Chapter 10, Problem 48P

To determine

The speed of fluid leaving the opening at the bottom is $v_1=\sqrt{\frac{2gh}{1-{\left(\frac{A_1}{A_2}\right)}^2}}$ , that should be proved and also, under the given condition the flow remains steady and laminar is to be proved also.

Explanation of Solution

Introduction:

According to the Bernoulli’s principle, the pressure inside the fluid system inversely deals with the volume of the system. The Pressure is decreased with the increase in the volume of the fluid system and vice-versa. When there is a pressure difference across the body, it causes a push on the body from the region of high pressure to that of low pressure.

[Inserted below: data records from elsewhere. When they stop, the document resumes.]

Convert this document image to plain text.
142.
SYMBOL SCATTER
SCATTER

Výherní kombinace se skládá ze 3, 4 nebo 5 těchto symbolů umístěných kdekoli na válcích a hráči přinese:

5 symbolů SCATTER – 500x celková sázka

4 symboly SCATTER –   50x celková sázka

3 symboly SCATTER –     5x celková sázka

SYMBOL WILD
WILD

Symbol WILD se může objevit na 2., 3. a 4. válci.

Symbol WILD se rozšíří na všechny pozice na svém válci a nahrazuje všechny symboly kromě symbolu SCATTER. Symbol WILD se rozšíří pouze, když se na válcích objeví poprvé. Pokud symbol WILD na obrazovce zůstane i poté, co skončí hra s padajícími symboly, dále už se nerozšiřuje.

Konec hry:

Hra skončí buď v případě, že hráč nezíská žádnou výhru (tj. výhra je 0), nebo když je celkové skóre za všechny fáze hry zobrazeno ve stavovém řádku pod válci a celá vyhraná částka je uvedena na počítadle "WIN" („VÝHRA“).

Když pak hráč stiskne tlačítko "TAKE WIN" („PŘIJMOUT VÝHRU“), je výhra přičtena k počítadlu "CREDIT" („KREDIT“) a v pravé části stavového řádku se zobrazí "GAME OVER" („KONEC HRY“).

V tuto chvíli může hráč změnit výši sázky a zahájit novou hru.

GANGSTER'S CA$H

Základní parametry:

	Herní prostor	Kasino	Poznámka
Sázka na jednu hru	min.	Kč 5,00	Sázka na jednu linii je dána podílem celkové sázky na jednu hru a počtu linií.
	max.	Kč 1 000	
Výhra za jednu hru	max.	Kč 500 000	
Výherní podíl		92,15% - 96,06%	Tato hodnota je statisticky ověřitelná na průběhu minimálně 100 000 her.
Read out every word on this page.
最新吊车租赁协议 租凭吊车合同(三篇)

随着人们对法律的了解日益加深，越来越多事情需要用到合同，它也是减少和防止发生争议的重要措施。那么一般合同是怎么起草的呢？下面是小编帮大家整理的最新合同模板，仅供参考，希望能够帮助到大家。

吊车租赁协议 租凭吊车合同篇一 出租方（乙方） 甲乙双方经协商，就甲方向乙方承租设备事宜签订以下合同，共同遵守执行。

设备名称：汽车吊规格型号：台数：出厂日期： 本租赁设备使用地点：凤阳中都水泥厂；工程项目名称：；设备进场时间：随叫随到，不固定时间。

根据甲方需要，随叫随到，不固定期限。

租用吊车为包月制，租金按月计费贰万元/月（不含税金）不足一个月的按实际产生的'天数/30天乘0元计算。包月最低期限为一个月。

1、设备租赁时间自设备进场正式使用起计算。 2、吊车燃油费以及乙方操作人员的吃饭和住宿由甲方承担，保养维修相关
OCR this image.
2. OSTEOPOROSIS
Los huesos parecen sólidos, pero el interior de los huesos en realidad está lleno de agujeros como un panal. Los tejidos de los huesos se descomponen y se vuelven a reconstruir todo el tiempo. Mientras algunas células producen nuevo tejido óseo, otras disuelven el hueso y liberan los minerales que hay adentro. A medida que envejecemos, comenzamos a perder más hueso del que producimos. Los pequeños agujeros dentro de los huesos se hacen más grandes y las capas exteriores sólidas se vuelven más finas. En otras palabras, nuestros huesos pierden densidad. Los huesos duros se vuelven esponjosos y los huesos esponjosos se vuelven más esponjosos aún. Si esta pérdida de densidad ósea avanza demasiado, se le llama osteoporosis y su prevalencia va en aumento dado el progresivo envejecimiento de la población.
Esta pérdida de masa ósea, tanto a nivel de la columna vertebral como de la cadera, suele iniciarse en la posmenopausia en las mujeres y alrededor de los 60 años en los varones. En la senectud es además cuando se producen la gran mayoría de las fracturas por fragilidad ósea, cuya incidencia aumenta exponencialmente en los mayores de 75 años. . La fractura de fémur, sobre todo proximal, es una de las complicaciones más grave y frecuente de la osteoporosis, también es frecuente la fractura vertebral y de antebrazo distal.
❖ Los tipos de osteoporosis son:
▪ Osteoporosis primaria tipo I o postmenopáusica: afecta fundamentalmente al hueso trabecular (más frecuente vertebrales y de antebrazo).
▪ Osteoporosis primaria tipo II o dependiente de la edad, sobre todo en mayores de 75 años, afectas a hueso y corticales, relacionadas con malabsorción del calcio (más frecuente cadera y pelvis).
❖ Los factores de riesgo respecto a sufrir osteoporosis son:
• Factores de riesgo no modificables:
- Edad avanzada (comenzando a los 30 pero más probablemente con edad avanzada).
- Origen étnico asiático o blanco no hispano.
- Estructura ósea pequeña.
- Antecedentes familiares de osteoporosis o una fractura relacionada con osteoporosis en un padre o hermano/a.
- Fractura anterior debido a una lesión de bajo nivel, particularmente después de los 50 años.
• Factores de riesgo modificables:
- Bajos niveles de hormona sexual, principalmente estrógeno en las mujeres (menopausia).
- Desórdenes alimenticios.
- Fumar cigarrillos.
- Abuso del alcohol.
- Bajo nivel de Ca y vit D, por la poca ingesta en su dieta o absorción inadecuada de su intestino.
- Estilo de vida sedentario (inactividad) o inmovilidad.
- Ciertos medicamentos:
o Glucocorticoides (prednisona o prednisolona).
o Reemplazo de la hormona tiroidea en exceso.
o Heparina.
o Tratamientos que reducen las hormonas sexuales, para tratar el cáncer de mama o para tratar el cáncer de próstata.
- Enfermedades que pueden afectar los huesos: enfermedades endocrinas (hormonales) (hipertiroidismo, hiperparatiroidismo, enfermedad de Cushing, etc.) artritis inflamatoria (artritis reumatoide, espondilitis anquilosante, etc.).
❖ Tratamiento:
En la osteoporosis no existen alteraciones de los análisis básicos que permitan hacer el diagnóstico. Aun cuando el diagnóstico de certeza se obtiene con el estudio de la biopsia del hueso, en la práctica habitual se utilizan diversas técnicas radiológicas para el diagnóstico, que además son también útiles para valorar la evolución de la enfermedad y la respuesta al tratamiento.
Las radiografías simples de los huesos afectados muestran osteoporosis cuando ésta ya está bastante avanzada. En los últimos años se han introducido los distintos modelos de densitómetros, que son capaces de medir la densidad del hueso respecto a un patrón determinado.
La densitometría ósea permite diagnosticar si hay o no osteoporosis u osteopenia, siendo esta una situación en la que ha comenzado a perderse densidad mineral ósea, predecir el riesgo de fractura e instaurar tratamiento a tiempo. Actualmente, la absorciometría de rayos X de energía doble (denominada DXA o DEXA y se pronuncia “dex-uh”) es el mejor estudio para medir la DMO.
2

The Bernoulli’s equation is written as,

  $P_1+\rho g{h}_1+\frac{1}{2}\rho v_1{}^2=P_2+\rho g{h}_2+\frac{1}{2}\rho v_2{}^2$

To prove:

The situation which sown in the figure, $v_{1}and{v}_2$ are the speed of water coming out from the opening and top surfaces respectively. The pressure above the top surfaces is $P_0$ atmospheric.

Now according to the Bernoulli’s equation,

  $\begin{array}{l}{P}_0+\rho g{h}_1+\frac{1}{2}\rho v_1{}^2=P_0+\rho g{h}_2+\frac{1}{2}\rho v_2{}^2\\ P_0+\frac{1}{2}\rho v_2{}^2+\rho g\left(h_2-h_1\right)=P_0+\frac{1}{2}\rho v_1{}^2\mathrm{.....}\left(1\right)\end{array}$

From the equation of continuity,

  $\begin{array}{l}\\ A_1{v}_1=A_2{v}_2\\ v_2=\frac{A_1}{A_2}{v}_1\mathrm{....}\left(2\right)\end{array}$

From the equations (1) and (2), the resulted expression is

  $\begin{array}{l}{P}_0+\rho g{h}_1+\frac{1}{2}\rho v_1{}^2=P_0+\rho g{h}_2+\frac{1}{2}\rho v_2{}^2\\ P_0+\frac{1}{2}\rho v_2{}^2+\rho g\left(h_2-h_1\right)=P_0+\frac{1}{2}\rho v_1{}^2\\ \frac{1}{2}\rho v_1{}^2-\frac{1}{2}\rho v_2{}^2=\rho gh\\ \frac{1}{2}{v}_1{}^2-\frac{1}{2}{v}_2{}^2=gh\\ \frac{1}{2}{v}_1{}^2-\frac{1}{2}{\left(\frac{A_1}{A_2}{v}_1\right)}^2=gh\\ v_1{}^2\left(1-{\left(\frac{A_1}{A_2}\right)}^2\right)=2gh\end{array}$

  $\begin{array}{l}{v}_1{}^2=\frac{2gh}{1-{\left(\frac{A_1}{A_2}\right)}^2}\\ v_1=\sqrt{\frac{2gh}{1-{\left(\frac{A_1}{A_2}\right)}^2}}\end{array}$

Where, $h=y_2-y_1$

By assuming the given condition,

  $\begin{array}{l}{A}_1<<,A_2\\ \frac{A_1}{A_2}<<<1\end{array}$

So, the ratio of area is neglected as compared to the one. So, the seed of fluid becomes,

  $v_1=\sqrt{2gh}$

Hence, the flow remains nearly laminar and steady.

Conclusion:

Hence, the speed of fluid leaving the opening at the bottom $v_1=\sqrt{\frac{2gh}{1-{\left(\frac{A_1}{A_2}\right)}^2}}$ is proved and hence the flow remains nearly laminar and steady.